Tanpa sepatah katapun, gadis yang biasa dipanggil Rika itu langsung berbalik arah dan berlari menuju tangga. Ia lari pontang panting menjejaki belasan anak tangga yang menghubungkannya dengan lantai dua. Ia berlari sambil menghadap ke belakang, berharap pria bercodet tadi tak mengejarnya. Caranya berlari membuat tubuhnya menabrak laki-laki didepannya, Ikhsan. Tatapannya yang cemas bercampur takut membuat Ikhsan paham apa yang terjadi tanpa perlu diceritakan. Walau begitu, Rika tetap menyakinkan Ikhsan tentang apa yang baru saja dilihatnya, ia berkata tanpa suara.
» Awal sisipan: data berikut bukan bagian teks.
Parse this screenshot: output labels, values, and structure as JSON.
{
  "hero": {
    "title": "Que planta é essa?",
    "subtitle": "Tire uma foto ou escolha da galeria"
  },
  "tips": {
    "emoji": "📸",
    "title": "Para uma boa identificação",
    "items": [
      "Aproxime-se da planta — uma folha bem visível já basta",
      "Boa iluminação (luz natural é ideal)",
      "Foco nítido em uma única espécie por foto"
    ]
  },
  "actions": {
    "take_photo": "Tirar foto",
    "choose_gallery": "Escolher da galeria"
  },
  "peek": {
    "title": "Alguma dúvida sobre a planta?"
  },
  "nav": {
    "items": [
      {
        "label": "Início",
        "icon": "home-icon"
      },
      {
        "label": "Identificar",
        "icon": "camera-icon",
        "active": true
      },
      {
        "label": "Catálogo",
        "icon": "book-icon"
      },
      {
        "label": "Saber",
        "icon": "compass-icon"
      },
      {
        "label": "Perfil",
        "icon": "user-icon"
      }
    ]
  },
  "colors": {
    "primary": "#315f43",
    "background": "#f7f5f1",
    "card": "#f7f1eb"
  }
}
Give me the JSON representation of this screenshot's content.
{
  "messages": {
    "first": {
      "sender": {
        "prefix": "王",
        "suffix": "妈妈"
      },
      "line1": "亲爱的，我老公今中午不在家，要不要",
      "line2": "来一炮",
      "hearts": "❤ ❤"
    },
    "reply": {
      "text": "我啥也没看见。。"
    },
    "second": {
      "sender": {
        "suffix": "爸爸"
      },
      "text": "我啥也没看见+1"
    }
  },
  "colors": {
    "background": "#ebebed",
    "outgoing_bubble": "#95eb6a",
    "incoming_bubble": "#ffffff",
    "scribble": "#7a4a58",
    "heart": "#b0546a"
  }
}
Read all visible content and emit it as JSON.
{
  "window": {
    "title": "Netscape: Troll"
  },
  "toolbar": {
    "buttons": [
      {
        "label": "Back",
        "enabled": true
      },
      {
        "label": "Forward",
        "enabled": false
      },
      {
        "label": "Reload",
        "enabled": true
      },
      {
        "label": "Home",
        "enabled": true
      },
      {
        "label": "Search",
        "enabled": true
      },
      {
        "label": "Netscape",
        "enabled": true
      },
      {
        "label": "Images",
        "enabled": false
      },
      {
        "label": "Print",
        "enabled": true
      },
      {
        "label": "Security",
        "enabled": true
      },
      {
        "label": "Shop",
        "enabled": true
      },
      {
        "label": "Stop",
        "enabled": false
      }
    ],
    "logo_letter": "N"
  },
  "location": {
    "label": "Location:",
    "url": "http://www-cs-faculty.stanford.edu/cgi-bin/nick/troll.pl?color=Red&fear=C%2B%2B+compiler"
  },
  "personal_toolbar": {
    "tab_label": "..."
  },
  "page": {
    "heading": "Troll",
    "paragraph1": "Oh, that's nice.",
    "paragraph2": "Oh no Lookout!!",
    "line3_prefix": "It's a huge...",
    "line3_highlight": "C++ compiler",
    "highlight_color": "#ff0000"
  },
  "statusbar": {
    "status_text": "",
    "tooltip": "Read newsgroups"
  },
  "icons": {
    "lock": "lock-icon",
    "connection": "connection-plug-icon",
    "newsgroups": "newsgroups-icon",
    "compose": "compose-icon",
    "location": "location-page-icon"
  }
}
Hanya gerak bibir yang mewakili gagasannya. Tanggannya menunjuk-nunjuk arah bawah, lantai satu. Sesegera mungkin Ikhsan menariknya masuk kamar, tempatnya berbaring tadi.
Dengan panik dan pikiran terdesak, Ikhsan berpikir, berusaha menemukan tempat sembunyi yang paling aman untuknya dan Rika. Terlintas gagasan untuk bersembunyi di atas langit-langit kamar dan ia komunikasikan gagasan yang baru terlintas tadi pada adiknya, Rika. Dengan cepat mereka membungkus bantal dan guling dengan selimut dan menyembunyikannya di bawah ranjang untuk sekedar kamuflase. Tak lupa Ikhsan mengambil sebilah pisau yang tadi disimpannya di bawah bantal. Kemudian dengan kedua tangannya, Ikhsan mengangkat tubuh adiknya untuk membantunya naik ke atap, dilanjut dengan dirinya sendiri. Belum sempat ia menaikkan badannya sendiri, si pria bercodet sudah mendobrak pintu kamarnya dan kini mereka saling berhadapan. Ditodongkannya pisau dapur itu ke arah wajah lawannya, dan dengan bersamaan si pria bercodet menodongkan pistol ke arahnya. Entah apa yang akan dilakukannya dengan hanya bersenjatakan pisau dapur, yang ada hanya keringat bercucuran yang sedari tadi menghiasi kulit coklatnya.
***
Rika menyandarkan seikat bunga pada sebuah nisan putih. Air matanya perlahan menetes mengaliri pipinya yang putih bersih. Segala mimpi buruk dalam hidupnya sudah berakhir, kini tinggal kepedihan yang ia rasa. Dengan penuh kasih sayang, air mata itu diseka perlahan oleh pria di sampingnya. Kemudian ia memeluknya dan dengan terisak ia berkata, “Kakak, apa dia benar-benar ayah kita?”, dan ia kembali membenamkan wajahnya ke pelukan sang kakak.
Kemudian mereka menangis bersama, diiringi sepoian angin sore yang menerbangkan sejuta harapan. Senja pun kian temaram dan jangkrik-jangkrik rumput pemakaman mulai bernyanyi melantunkan irama syahdu pembawa kesunyian.